Reinventure backs InDebted to disrupt debt collection sector
Westpac Banking Corp’s venture capital fund has invested in the debt collection platform InDebted in a deal that shows banks, telcos and utilities will seek to collect more bad debts by deploying technology across the archaic industry. Reinventure Group has backed the $1 million seed fundraising round by InDebted, its 15th investment since the fund was established in early 2014. InDebted currently has three staff and plans to increase this to a dozen over the next 12 months. The Sydney-based start-up is already making revenue from its more than 1000 customers, mostly small businesses and some fintech lenders including SpotCap, whose managing director in Australia, Lachlan Heussler, is also an angel investor in the round.InDebted has plans to expand its platform to service banks and other companies with large numbers of debtors such as energy utilities or telecommunications firms. It believes its technology can help them reduce the size of internal collections units while developing a personalised approach to collections, making it more effective. InDebted will compete against ASX-listed incumbent players Credit Corp and Collection House, which between them have a bit less than 20 per cent market share, according to IBIS, which reckons the Australian debt recovery industry earns $2 billion in annual revenue. Dun & Bradstreet, acquired two years ago by Archer Capital, is also in the space.

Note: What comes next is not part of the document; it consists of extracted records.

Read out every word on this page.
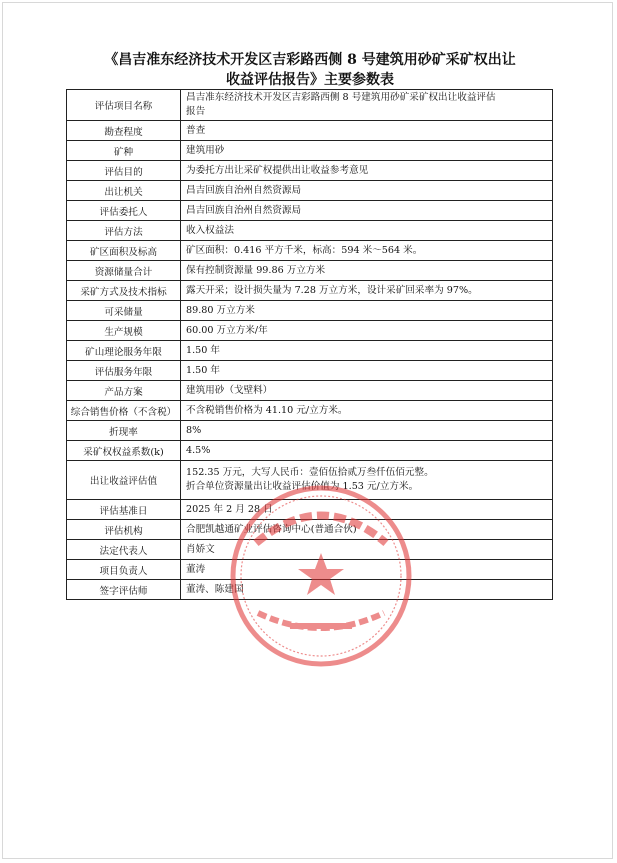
《昌吉准东经济技术开发区吉彩路西侧 8 号建筑用砂矿采矿权出让
收益评估报告》主要参数表
评估项目名称	昌吉准东经济技术开发区吉彩路西侧 8 号建筑用砂矿采矿权出让收益评估
报告

勘查程度	普查

矿种	建筑用砂

评估目的	为委托方出让采矿权提供出让收益参考意见

出让机关	昌吉回族自治州自然资源局

评估委托人	昌吉回族自治州自然资源局

评估方法	收入权益法

矿区面积及标高	矿区面积：0.416 平方千米，标高：594 米～564 米。

资源储量合计	保有控制资源量 99.86 万立方米

采矿方式及技术指标	露天开采；设计损失量为 7.28 万立方米，设计采矿回采率为 97%。

可采储量	89.80 万立方米

生产规模	60.00 万立方米/年

矿山理论服务年限	1.50 年

评估服务年限	1.50 年

产品方案	建筑用砂（戈壁料）

综合销售价格（不含税）	不含税销售价格为 41.10 元/立方米。

折现率	8%

采矿权权益系数(k)	4.5%

出让收益评估值	152.35 万元，大写人民币：壹佰伍拾贰万叁仟伍佰元整。
折合单位资源量出让收益评估价值为 1.53 元/立方米。

评估基准日	2025 年 2 月 28 日

评估机构	合肥凯越通矿业评估咨询中心(普通合伙)

法定代表人	肖娇文

项目负责人	董涛

签字评估师	董涛、陈建国
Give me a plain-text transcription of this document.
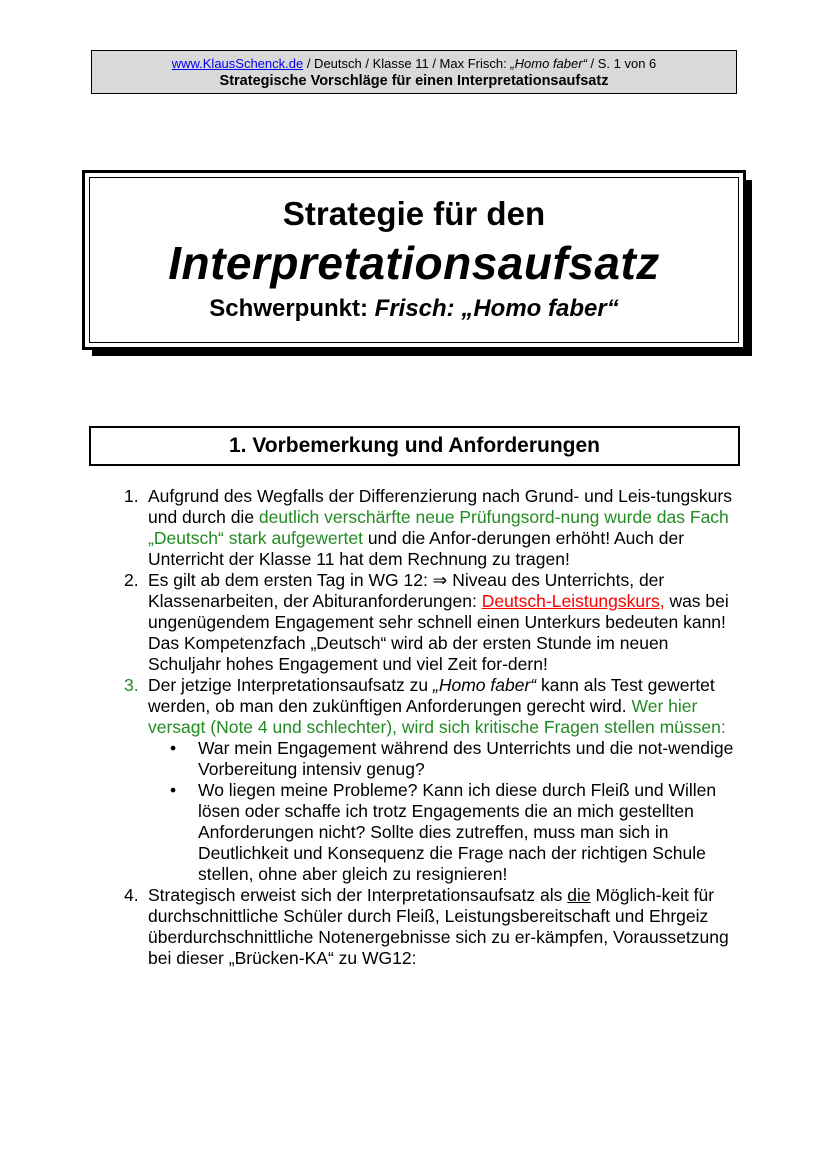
www.KlausSchenck.de / Deutsch / Klasse 11 / Max Frisch: „Homo faber“ / S. 1 von 6
Strategische Vorschläge für einen Interpretationsaufsatz
Strategie für den
Interpretationsaufsatz
Schwerpunkt: Frisch: „Homo faber“
1. Vorbemerkung und Anforderungen
1. Aufgrund des Wegfalls der Differenzierung nach Grund- und Leis-tungskurs und durch die deutlich verschärfte neue Prüfungsord-nung wurde das Fach „Deutsch“ stark aufgewertet und die Anfor-derungen erhöht! Auch der Unterricht der Klasse 11 hat dem Rechnung zu tragen!
2. Es gilt ab dem ersten Tag in WG 12: ⇒ Niveau des Unterrichts, der Klassenarbeiten, der Abituranforderungen: Deutsch-Leistungskurs, was bei ungenügendem Engagement sehr schnell einen Unterkurs bedeuten kann! Das Kompetenzfach „Deutsch“ wird ab der ersten Stunde im neuen Schuljahr hohes Engagement und viel Zeit for-dern!
3. Der jetzige Interpretationsaufsatz zu „Homo faber“ kann als Test gewertet werden, ob man den zukünftigen Anforderungen gerecht wird. Wer hier versagt (Note 4 und schlechter), wird sich kritische Fragen stellen müssen:
• War mein Engagement während des Unterrichts und die not-wendige Vorbereitung intensiv genug?
• Wo liegen meine Probleme? Kann ich diese durch Fleiß und Willen lösen oder schaffe ich trotz Engagements die an mich gestellten Anforderungen nicht? Sollte dies zutreffen, muss man sich in Deutlichkeit und Konsequenz die Frage nach der richtigen Schule stellen, ohne aber gleich zu resignieren!
4. Strategisch erweist sich der Interpretationsaufsatz als die Möglich-keit für durchschnittliche Schüler durch Fleiß, Leistungsbereitschaft und Ehrgeiz überdurchschnittliche Notenergebnisse sich zu er-kämpfen, Voraussetzung bei dieser „Brücken-KA“ zu WG12:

Yet the industry is highly fragmented, and the processes for collecting debts at many players are often paper-based and lack data analytics to tailor and improve approaches. As a result, it becomes uneconomic to chase many small debts; it is estimated around $3 billion of small bad debts are written off by SMEs each year.
“There is a way to attack that,” says Josh Foreman, InDebted’s 28-year-old founder.Some of the big debt collection houses have minimum amounts for chasing of $1000. But the smallest debt that InDebted has collected has been $16; Mr Foreman said this was done profitably.The websites of the incumbents are typically cumbersome and don’t provide portals for materials to be submitted online. Collection methods involve cold calling from vast call centres, snail mail where the tone is often legalistic and aggressive, or SMS which asks people to call a 1300 number to progress the matter. This leads to many ducking and weaving to avoid payment – escalating collection costs.
In contrast, InDebted has developed application programming interfaces (APIs) to link to customer account systems and allow debts to be easily submitted. Sophisticated ‘skiptracing’ techniques are used to locate customers abroad, various social media and messaging platforms are used, while flexible payments options are offered. Mr Foreman says customers are treated properly, which is appealing to the alternative finance sector, where ‘UX’ (user experience) is so critical. This will also interest banks, given putting the customer’s interests first has become a strategic priority given the political climate and focus on improving culture.
Reinventure general partner Kara Frederick said: “Debt collection has been relatively untouched by technology, much of it is manual and that, frankly, is a dumb approach. It is an inefficient industry; there is a high cost to getting paid. This means billions of dollars [globally] are left never being chased. Instead of using a baseball ball, InDebted uses a personalised, customer-centric approach. How you interface with a debtor has a meaningful impact on whether you get paid. Traditional collection houses often don’t care, or don’t have the technology to do it.”Unlike most of its competitors, the only fee InDebted charges is its contingency fee, which averages 20 per cent of the amount collected. There are no upfront fees, and no skiptracing fees. If a dispute escalates, InDebted is also able to provide the client with detailed data on when the debtor saw the communication. In the future, it plans to run machine learning algorithms over its systems to work out what the optimal times to contact debtors. “We will have a profound amount of data that we have captured, which we can use to collect more debts at less cost. Psychology behavioural analytics will play a big role in the business as we grow,” Mr Foreman says.
The big four banks each have around 1000 staff in internal debt collection departments and in addition use dozens of external providers to assist with chasing bad debts. Mr Foreman said InDebted has also built a compliance engine that can manage training and qualify staff faster. Part of the seed funding will be used by InDebted to bring on additional engineering talent to help the company more rapidly and integrate with larger companies and to scale internationally, including to the UK. In the US, a similar start-up is TrueAccord.